# Hello from California



## alltheprettyflowers (Jul 24, 2015)

Curious to check out this forum. Im a bit skeptical of relationships, im a lone female by nature.


----------



## Blaine (Jul 23, 2015)

Hi Allthe why so skeptical?


----------



## alltheprettyflowers (Jul 24, 2015)

I enjoy novelty and fear that relationships tend to get stale quite fast.


----------



## Blaine (Jul 23, 2015)

Always like the edge? the uncertain? the exciting? Has that always been the way?


----------



## alltheprettyflowers (Jul 24, 2015)

No, I tried serious relationships. Scared of marriage. Scared of getting bored. Scared of craving others after becoming bored.


----------



## Blaine (Jul 23, 2015)

Then you havent found the right person yet. When you do those fears should disappear. So what are you looking for in the meantime? answers?


----------



## Thundarr (Jul 4, 2012)

alltheprettyflowers said:


> I enjoy novelty and fear that relationships tend to get stale quite fast.


Relationships can't remain new forever but they can be original and unusual as long as both people do their parts.


----------



## alltheprettyflowers (Jul 24, 2015)

Blaine said:


> Then you havent found the right person yet. When you do those fears should disappear. So what are you looking for in the meantime? answers?
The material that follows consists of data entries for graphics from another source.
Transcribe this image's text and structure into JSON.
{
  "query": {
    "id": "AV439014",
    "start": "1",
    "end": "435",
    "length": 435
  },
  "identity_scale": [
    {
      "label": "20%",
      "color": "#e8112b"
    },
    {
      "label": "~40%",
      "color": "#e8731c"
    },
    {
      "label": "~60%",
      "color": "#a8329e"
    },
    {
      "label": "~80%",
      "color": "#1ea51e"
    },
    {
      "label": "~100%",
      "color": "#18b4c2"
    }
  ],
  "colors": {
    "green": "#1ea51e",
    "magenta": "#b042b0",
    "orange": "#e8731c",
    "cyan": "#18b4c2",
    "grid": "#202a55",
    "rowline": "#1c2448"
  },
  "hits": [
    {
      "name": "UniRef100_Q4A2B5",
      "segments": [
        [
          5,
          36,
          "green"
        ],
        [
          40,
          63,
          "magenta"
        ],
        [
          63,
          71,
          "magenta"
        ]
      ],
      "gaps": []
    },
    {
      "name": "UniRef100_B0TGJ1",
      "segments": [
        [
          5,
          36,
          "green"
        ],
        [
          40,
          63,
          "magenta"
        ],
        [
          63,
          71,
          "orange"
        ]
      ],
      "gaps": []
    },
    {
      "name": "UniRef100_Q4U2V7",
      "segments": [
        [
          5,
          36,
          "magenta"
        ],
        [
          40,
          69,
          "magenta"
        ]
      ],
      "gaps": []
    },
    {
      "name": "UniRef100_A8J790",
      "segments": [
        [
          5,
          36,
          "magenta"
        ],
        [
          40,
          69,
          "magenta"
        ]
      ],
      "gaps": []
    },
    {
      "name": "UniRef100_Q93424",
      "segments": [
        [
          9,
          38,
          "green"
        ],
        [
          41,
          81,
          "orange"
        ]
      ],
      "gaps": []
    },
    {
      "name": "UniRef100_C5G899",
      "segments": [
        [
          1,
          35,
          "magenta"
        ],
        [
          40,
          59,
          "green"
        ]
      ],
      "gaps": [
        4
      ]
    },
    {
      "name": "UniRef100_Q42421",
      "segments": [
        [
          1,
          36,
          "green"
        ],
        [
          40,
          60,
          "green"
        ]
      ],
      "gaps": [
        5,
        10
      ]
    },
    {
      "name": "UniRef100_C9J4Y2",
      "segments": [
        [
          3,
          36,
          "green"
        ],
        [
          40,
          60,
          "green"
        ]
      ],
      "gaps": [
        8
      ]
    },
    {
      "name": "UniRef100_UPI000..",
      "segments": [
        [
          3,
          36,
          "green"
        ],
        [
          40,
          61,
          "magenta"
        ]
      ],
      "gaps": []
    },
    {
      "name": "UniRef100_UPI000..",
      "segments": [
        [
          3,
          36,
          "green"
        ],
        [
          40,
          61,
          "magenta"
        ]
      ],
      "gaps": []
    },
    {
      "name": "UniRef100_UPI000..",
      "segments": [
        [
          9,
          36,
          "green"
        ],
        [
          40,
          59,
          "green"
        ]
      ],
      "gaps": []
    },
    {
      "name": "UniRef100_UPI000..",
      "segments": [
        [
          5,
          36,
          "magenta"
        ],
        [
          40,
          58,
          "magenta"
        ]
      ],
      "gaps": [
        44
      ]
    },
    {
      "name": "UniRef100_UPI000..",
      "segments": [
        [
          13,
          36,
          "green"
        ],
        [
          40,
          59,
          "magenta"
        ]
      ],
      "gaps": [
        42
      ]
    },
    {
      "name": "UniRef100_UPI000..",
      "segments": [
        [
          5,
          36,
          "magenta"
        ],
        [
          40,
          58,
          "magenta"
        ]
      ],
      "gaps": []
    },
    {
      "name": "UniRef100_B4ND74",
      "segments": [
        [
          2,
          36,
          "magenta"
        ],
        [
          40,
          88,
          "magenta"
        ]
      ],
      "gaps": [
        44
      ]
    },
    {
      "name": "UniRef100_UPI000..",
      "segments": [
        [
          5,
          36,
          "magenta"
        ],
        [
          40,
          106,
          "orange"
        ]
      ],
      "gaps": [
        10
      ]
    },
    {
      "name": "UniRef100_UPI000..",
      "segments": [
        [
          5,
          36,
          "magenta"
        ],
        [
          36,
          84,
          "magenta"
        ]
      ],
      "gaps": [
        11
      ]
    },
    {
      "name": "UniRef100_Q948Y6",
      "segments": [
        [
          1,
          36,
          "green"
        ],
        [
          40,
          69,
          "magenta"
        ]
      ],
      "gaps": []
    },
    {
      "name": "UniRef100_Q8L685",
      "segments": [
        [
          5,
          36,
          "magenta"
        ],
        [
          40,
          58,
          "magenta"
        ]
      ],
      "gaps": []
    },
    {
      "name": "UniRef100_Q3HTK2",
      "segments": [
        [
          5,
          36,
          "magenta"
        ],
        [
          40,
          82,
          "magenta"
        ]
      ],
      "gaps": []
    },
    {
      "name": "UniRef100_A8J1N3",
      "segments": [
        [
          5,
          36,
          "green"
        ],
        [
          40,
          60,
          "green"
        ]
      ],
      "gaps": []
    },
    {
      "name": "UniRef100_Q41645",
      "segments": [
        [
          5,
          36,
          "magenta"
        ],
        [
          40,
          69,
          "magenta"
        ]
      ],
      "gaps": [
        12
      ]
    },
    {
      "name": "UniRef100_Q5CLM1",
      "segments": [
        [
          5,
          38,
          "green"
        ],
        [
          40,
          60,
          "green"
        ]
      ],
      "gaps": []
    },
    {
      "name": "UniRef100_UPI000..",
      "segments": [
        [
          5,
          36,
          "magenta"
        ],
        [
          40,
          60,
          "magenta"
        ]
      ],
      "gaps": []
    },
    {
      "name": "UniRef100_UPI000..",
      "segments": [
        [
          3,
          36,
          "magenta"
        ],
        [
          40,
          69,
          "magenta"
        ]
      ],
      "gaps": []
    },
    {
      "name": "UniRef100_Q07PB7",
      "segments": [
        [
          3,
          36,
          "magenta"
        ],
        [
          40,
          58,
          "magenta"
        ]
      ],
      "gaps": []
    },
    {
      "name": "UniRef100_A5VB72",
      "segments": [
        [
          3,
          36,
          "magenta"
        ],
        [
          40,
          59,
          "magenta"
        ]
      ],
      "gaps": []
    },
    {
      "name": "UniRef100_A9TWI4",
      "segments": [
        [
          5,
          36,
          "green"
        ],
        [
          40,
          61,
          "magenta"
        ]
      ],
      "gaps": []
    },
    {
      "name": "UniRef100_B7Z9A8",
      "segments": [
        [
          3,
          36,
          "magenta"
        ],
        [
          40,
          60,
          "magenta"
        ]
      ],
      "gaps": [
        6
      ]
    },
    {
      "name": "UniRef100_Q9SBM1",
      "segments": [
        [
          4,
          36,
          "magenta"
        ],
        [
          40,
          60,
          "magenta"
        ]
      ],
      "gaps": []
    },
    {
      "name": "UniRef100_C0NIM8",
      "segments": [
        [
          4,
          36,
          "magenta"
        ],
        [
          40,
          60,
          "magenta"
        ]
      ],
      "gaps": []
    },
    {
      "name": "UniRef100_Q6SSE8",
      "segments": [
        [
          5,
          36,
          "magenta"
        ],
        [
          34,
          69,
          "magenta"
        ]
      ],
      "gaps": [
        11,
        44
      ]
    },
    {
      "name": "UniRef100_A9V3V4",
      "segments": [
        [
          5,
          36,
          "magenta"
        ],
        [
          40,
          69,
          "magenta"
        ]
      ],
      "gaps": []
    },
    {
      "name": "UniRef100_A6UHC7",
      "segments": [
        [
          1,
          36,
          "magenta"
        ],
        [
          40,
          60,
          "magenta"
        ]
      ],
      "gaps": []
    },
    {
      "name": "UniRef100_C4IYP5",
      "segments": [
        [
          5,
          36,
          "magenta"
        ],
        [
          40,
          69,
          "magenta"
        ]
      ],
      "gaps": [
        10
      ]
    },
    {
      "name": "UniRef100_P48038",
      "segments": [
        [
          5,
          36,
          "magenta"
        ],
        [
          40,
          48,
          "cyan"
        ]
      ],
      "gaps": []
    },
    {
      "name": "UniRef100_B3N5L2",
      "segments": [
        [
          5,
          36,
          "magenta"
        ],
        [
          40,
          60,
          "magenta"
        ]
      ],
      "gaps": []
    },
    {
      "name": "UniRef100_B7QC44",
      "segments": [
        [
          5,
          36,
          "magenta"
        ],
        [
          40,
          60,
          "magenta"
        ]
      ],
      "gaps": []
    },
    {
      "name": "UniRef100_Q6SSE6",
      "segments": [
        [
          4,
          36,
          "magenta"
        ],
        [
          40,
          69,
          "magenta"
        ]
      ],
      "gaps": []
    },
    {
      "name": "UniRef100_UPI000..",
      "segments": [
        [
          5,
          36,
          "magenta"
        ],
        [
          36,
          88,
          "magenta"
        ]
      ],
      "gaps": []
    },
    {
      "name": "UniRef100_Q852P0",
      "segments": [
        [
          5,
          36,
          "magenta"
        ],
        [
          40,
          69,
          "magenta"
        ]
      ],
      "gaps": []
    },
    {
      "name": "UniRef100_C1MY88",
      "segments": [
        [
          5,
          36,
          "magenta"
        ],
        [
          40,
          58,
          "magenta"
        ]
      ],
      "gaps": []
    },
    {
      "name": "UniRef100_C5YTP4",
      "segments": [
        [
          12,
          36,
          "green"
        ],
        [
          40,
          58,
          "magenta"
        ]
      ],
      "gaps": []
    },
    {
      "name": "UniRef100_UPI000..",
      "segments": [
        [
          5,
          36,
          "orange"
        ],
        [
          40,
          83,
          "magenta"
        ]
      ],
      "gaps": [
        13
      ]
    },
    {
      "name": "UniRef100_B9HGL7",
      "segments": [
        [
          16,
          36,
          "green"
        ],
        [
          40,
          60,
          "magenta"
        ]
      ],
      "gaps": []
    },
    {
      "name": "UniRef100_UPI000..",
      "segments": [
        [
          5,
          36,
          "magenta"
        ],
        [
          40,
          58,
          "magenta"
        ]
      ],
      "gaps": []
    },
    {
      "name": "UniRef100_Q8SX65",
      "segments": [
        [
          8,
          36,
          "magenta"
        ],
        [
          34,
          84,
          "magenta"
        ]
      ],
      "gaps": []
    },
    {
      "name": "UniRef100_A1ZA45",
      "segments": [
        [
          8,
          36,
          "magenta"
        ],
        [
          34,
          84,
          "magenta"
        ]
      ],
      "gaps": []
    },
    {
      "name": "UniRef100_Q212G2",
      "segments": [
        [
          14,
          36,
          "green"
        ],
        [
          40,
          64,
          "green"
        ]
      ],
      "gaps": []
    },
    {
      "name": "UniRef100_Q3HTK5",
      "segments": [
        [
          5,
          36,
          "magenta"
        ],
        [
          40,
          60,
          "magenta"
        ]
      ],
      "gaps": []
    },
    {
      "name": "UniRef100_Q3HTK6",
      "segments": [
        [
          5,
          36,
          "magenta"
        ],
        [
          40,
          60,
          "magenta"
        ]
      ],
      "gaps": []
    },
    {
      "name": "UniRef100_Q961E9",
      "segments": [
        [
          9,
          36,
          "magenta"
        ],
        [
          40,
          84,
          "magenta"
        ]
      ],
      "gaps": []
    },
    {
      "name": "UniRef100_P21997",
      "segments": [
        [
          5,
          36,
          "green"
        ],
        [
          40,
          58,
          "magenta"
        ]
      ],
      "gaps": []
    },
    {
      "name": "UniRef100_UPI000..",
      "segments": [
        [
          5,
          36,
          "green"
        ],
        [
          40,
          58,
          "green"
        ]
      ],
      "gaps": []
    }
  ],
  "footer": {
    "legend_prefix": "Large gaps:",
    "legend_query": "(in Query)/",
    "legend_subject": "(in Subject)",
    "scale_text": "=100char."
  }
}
Looking to validate my cynicism.


----------



## alltheprettyflowers (Jul 24, 2015)

Thundarr said:


> Relationships can't remain new forever but they can be original and unusual as long as both people do their parts.


Interesting concept


----------



## MountainRunner (Dec 30, 2014)

alltheprettyflowers said:


> Looking to validate my cynicism.


From one Californian to another...welcome. You'll find plenty of material to reaffirm your assertion here...in spades unfortunately.


----------



## Blaine (Jul 23, 2015)

So should i wish you good luck with that? lol


----------